Sure, backing nuclear power is an unusual stance to take in this paper. But renewables - wind, wave, sun - cannot ever meet our growing electricity demand, which is rising by 1% annually. And while fossil fuels constitute the majority of our electricity generation, your electricity bill will rise relentlessly. Green groups don't like nuclear power because of the waste issue. But the waste from burning oil is far more potent.

Going totally nuclear means we can rely on energy generated within the UK, and meet our requirements to cut CO2 emissions by 2020. Sure, disposing of nuclear waste is difficult and has to be done for the long term. The only difference from CO2 is that it's easier to see nuclear waste. They're both, in the end, deadly; at least the nuclear waste is concentrated.

Every generation faces a huge challenge that it must overcome; in the 20th century there was the rise of fascism, and then the threat of global destruction by nuclear weapons. Now it's climate change. The irony is that the technology involved in all three is the same. Once again it needs to be applied to assure a future peace.
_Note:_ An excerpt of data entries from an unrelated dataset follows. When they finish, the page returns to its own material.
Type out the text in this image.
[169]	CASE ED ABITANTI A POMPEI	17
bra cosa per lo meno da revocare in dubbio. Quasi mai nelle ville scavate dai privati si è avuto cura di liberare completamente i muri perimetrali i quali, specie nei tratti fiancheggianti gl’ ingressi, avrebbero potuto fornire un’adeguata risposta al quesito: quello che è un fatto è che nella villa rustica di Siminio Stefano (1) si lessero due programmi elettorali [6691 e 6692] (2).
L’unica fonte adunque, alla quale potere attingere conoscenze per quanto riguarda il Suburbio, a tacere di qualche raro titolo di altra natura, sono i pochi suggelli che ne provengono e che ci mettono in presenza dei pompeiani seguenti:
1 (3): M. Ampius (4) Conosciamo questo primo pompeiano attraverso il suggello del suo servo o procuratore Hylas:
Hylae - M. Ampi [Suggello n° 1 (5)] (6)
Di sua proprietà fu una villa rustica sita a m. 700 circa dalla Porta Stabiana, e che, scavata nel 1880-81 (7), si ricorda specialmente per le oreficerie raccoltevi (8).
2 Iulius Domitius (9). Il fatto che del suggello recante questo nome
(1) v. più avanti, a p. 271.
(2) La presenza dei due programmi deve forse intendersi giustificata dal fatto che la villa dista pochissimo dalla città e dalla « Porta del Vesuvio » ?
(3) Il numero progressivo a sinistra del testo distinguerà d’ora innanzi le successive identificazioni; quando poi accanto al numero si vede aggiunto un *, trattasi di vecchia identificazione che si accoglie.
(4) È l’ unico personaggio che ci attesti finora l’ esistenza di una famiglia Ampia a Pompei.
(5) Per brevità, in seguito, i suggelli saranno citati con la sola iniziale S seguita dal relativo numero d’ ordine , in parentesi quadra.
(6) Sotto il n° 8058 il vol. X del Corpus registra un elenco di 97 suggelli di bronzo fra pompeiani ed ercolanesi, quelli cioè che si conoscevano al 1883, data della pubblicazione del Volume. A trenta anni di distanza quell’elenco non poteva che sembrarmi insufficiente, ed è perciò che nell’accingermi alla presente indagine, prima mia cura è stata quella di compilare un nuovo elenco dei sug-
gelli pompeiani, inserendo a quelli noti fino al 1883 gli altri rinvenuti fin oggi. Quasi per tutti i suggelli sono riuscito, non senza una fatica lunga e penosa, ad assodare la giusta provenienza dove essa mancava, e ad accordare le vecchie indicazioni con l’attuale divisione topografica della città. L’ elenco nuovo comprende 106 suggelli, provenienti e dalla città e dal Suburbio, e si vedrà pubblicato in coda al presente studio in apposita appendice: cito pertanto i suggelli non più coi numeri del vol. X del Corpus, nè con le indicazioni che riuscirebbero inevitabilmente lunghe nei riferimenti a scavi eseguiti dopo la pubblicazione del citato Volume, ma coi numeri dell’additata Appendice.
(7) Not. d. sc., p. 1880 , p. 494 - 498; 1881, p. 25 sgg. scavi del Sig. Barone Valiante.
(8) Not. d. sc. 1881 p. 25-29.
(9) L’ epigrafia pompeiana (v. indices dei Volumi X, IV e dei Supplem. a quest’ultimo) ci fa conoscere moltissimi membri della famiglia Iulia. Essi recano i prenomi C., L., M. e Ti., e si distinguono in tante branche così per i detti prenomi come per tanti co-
It's time for the government to stop frittering with irrelevancies like low-energy light bulbs and urging us to switch off standby equipment. It's fiddling at the edge of a vast, but not intractable, problem. If you like your lifestyle, realise that preserving it in the future will demand a lot of nuclear generating capacity. Yes, it's expensive. But so was that bank the government is now spending billions propping up.

If the government were truly serious about the environment, Gordon Brown wouldn't have bothered with the Daily Mail's plastic bags initiative. He'd have announced a Northern Rock-sized investment in new nuclear power stations to provide 100% of the UK's forecast energy needs by 2020. If a bank holds all our futures so much that it needs government support, doesn't energy?